About #49: Interesting article you posted ! It reminds me how we stated that big dinosaurs (sauropods) were not cold-blooded animals. At first, we thought that they lived into the swamps, lakes and so on, beause they were too heavy to live on the ground. Then we objected that their aerodynamic body wasn't compatible for a way of life like this (very long neck and so on, they didn't look like hippos for example), thus we deduced they were endothermic because of their gigantic size and lived on eath like the extant big herds of herbivors in Africa... A 360 degrees process of reflexion and a final opposite conclusion.

Now, I'm just making one assumption. I imagine the Megalodon being endothermic too.
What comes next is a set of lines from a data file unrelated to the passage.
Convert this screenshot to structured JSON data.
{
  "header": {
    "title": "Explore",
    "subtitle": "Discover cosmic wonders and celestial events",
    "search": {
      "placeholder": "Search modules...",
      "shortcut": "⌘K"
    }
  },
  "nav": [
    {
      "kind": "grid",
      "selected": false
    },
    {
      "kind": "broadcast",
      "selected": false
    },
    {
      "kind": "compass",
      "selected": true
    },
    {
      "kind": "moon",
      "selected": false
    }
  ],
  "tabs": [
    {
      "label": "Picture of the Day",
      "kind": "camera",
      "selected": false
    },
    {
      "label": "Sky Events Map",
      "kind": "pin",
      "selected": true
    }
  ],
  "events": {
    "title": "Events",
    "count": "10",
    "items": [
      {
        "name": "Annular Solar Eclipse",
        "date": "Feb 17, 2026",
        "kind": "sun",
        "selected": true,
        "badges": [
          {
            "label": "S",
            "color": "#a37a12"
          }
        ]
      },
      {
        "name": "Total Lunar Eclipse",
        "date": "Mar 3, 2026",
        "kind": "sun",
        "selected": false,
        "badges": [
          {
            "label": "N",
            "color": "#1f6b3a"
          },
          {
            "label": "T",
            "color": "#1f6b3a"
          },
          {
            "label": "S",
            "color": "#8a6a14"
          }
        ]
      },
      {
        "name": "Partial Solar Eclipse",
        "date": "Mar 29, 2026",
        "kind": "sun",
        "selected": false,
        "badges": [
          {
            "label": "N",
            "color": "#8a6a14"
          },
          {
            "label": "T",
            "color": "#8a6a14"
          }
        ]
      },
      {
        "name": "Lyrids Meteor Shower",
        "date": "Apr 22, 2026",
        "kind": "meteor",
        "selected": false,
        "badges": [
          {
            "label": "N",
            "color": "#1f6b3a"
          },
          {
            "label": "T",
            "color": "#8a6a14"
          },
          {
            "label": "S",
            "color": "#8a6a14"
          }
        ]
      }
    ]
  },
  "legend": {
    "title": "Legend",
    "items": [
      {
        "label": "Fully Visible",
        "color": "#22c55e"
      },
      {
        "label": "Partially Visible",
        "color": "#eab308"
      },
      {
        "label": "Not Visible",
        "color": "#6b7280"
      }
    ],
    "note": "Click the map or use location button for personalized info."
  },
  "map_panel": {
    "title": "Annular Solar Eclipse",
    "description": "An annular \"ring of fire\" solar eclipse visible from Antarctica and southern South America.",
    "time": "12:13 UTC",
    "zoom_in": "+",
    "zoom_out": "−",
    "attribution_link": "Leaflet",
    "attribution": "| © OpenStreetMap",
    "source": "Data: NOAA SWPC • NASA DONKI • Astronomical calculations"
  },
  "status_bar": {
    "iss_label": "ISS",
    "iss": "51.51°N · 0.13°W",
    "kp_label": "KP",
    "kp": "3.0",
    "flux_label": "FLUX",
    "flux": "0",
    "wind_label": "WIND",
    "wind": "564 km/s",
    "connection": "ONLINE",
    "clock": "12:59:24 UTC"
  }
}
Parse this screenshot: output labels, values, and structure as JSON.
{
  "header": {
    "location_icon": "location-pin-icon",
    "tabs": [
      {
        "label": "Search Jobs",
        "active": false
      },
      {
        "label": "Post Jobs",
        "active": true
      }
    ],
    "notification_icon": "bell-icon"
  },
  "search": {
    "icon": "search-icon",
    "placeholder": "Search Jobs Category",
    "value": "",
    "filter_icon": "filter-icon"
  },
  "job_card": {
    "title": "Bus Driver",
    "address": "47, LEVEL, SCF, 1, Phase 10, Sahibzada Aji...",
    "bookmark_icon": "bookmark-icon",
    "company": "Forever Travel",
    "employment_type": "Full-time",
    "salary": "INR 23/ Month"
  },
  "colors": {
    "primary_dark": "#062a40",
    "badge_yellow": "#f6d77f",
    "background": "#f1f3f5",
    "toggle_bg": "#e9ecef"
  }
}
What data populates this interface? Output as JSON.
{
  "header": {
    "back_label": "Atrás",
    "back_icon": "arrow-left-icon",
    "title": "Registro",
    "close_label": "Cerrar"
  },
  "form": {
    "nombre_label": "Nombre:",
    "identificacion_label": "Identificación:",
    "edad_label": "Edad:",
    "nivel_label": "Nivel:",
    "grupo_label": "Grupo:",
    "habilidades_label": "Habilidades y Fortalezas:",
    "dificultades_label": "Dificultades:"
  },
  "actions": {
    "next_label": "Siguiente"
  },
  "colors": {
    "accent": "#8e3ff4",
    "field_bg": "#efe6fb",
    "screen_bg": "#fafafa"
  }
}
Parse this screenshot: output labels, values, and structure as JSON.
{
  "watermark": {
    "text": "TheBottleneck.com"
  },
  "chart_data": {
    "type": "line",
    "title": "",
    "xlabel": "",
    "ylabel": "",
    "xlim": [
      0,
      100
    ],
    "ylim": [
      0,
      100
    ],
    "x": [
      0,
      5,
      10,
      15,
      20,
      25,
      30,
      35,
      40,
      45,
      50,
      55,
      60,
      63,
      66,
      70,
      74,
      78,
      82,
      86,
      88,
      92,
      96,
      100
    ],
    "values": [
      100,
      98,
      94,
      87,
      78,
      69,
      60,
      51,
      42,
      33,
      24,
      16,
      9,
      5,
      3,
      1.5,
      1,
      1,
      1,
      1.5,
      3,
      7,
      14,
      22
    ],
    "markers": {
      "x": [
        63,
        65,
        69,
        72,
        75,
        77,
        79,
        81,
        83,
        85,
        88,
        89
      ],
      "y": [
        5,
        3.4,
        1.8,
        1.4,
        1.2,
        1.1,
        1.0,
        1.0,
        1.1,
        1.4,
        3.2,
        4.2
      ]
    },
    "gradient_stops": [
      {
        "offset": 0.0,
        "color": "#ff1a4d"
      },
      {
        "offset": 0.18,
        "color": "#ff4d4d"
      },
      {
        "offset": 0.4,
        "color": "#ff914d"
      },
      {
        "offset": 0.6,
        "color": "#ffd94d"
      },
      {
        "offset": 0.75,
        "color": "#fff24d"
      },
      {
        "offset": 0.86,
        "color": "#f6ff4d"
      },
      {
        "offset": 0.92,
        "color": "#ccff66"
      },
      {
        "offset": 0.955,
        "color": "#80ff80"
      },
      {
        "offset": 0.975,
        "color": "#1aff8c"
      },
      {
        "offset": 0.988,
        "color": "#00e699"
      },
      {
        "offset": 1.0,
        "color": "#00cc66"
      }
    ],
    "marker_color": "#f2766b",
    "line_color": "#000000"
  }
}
An endothermic 65 tons predator is indeed constantly searching for big preys and have the metabolism to travel through the oceans, because its needs for food are much more higher than an ectothermic one. In short it was always feeling hungry. But I think, for having ruled over 20 millions years through the oceans, it should have been very scarce - otherwise it would have all exterminated. How ? Perhaps because of a very high level of mortality. Perhaps the mother megalodon slaughtered the whole offspring except one or two lucky ones fastly becoming almost immune to predation...

If you say a whole pod of leviathans was indeed capable to defeat a megalodon, it would have not happened very often. Not enough to be considered as being a regular predation.